Die höchste Erhebung der Wälder von Daxweiler ist der Kandrich (639m ü. NHN), der auch die höchste Erhebung im Binger Wald ist. Auf dem unbewaldeten Gipfelplateau stehen heute Windräder und ein Sendemast.

Höhe: 639 m

Bergkette: Hunsrück

Gipfelgruppe: Binger Wald

Der Kandrich ist zu Fuß auf schönen Waldwegen zu erreichen. So führt der Wanderweg "Rotes Dreieck" von der Emmerichshütte (Gaststätte, Parkplatz) zum Kandrich. Man kann auch vom Forsthaus Lauschhütte (Gaststätte, Parkplatz) auf dem Wanderweg "Rotes Dreieck" in ca. 40 Minuten zum Kandrich wandern.
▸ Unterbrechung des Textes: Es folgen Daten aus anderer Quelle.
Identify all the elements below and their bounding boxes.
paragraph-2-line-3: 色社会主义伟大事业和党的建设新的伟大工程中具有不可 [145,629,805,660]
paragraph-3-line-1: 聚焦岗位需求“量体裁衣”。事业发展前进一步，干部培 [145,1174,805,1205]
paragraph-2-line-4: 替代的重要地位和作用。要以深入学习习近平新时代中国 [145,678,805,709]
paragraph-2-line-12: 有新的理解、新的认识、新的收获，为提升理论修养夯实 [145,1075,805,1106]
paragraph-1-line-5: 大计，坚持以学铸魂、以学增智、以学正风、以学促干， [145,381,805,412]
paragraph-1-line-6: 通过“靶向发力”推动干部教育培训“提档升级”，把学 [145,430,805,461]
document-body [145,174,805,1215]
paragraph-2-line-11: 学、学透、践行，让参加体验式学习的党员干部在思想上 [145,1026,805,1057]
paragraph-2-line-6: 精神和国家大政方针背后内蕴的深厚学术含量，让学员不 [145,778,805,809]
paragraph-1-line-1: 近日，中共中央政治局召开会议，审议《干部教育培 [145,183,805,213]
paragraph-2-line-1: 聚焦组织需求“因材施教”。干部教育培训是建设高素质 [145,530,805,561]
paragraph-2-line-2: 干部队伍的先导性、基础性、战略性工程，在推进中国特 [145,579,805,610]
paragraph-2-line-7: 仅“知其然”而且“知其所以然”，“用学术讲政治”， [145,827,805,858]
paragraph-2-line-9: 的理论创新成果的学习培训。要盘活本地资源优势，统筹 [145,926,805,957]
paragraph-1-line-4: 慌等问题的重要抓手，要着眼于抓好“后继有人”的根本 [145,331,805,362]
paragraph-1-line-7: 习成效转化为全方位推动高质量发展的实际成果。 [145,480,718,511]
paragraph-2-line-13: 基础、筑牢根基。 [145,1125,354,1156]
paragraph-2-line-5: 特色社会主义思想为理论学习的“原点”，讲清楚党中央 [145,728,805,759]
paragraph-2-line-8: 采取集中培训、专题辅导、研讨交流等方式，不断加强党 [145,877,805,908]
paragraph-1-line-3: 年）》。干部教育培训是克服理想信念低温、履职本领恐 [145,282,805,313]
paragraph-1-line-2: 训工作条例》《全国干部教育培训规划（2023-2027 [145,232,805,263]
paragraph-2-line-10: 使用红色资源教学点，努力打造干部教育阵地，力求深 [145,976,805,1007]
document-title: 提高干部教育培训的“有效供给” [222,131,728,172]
Wanderung Rundweg um den Kandrich (ca.15 km) ->  Daxweiler - Lauschhütte - Kandrich - Emmerichshütte - Daxweiler

Beispiel Rundgang von Emmerichshütte: Ab Parkplatz Emmerichshütte (500m) dem Zimmerweg (gelbes Dreieck) folgen. Nach der Überquerung der BAB 61 gelangt man unter die Autobahnbrücke in der Nähe des Forsthaus Tiefenbach (318m). Der Weg führt dann nach Daxweiler. Hier hält man sich links über die BAB61 in Richtung Sportplatz. Ab Sportplatz folgt man dem grünen Dreieck zur Lauschhütte(580m) . In der Nähe der Hochspannungsleitung, kurz vor der Lauschhütte, findet man den Hinweis zur Römischen Wachstation, etwas abseits vom eigentliche Weg. Der Abstecher von der Lauschhütte zum Salzkopf (627m) mit seinem Holzturm ist bei guter Sicht sehr empfehlenswert. Von der Lauschhütte folgt man wieder dem roten Dreieck zum Kandrich(637m). Hier kann man sich über die aktuellen technischen Daten an den Außenanzeigen informieren. Der Weg zur Emmrichshütte zurück ist mit dem roten Dreieck gekennzeichnet.

Geschichte:

Auf dem unbewaldeten Berg weht der Wind günstig für Windräder. Man kommt ihnen sehr nahe. Die einen finden es sensationell beeindruckend, die anderen beängstigend, wenn man direkt unter dem Windrad stehend nach oben schaut.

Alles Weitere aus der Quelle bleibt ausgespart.